My heart beats for Baby Esther.
Crystal LaBeija in The Queen (1968) dir. Frank Simon.
“When I grew up, you wanted to look like Marlene Dietrich, Betty Grable. Fortunately, I didn't know that I really wanted to look like Lena Horne.”
I often sit and ponder the transformative nature of the mid-century Hollywood Star. Plucking a plaything from rural obscurity, who, through bars and dives and Vaudeville, becomes a creature of beauty to be conceptualised, consumed. Dead is Kathleen Ruston. No longer Frances of the Gumm Sisters, but: Judy at Carnegie Hall, up in lights. Drag or ‘female impersonation’, as the art form was referred to at the time, effectively mirrors this dual identity.
Before Paris is Burning, there was The Queen.
A glittering historical document which, beneath stage light, chronicles the unravelling of the 1967 Miss All-America Camp Beauty Contest, held at New York City’s Town Hall, serves as one of the few surviving records of drag culture and trans identity in 1960s America, alongside its voyeuristic predecessor Queens at Heart (1967). Within the theatrical poster, we see ‘mistress of ceremonies’ Mother Flawless Sabrina transform across four frames.
A steady devotion to the It Girl image, with plush palms and a flourish of fingertips, Flawless Sabrina becomes debutante-ready-to-dance.
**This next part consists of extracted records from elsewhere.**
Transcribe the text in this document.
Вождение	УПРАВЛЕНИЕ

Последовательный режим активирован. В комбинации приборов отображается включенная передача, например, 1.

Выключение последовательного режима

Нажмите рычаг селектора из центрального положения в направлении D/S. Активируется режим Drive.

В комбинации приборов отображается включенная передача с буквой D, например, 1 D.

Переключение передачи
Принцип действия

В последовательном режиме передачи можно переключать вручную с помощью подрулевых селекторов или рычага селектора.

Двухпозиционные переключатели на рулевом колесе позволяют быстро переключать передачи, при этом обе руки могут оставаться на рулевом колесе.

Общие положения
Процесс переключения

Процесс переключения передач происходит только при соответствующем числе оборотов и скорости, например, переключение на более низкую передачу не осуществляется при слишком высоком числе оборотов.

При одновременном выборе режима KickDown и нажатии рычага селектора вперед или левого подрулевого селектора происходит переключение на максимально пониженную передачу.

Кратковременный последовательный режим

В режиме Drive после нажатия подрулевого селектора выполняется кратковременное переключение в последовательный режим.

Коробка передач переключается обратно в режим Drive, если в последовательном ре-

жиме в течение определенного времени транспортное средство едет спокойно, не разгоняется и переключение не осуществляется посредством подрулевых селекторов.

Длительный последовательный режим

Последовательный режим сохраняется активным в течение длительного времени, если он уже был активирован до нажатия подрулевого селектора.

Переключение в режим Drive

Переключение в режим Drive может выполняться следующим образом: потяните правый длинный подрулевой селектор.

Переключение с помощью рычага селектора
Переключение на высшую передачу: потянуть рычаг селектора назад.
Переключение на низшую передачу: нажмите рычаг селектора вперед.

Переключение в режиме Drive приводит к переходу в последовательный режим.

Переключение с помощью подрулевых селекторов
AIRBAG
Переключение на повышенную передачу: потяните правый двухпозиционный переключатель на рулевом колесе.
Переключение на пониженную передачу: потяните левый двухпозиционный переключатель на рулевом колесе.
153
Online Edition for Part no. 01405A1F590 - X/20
As the plush procession of queens stand in line backstage, each girl awaits her fate. Tights taut and beehives teased, we watch in ribbon sashes Miss Boston, Miss Brooklyn and, finally, Miss Manhattan herself: Crystal LaBeija. As queens twirl and pose, the pageant then unfolds. Miss All-America was positioned for pale, fair-haired Harlow to be graced with bejeweled crown and scepter. Crystal, clearly, feels hurt and horrified. “I have a right to show my colour, darling! I am beautiful, and I know I’m beautiful!”
It pains me to know, dear reader, that whilst Marilyn in death still lives on as a cultural monument through her films and fashion, I feel deeply that Crystal is yet to receive her flowers in abundance. Whilst I can scrawl the World Wide Web for interviews, diaries, ‘lost tapes’ - anything - for the girls of the Golden Age, the same cannot be said for Crystal. LaBeija has become myth and legend to be forever immortalised, sparingly so, within a singular queer artefact.
I see her: bountiful black curls resting atop her shoulders, adorned in crystal shrouds. She is beautiful.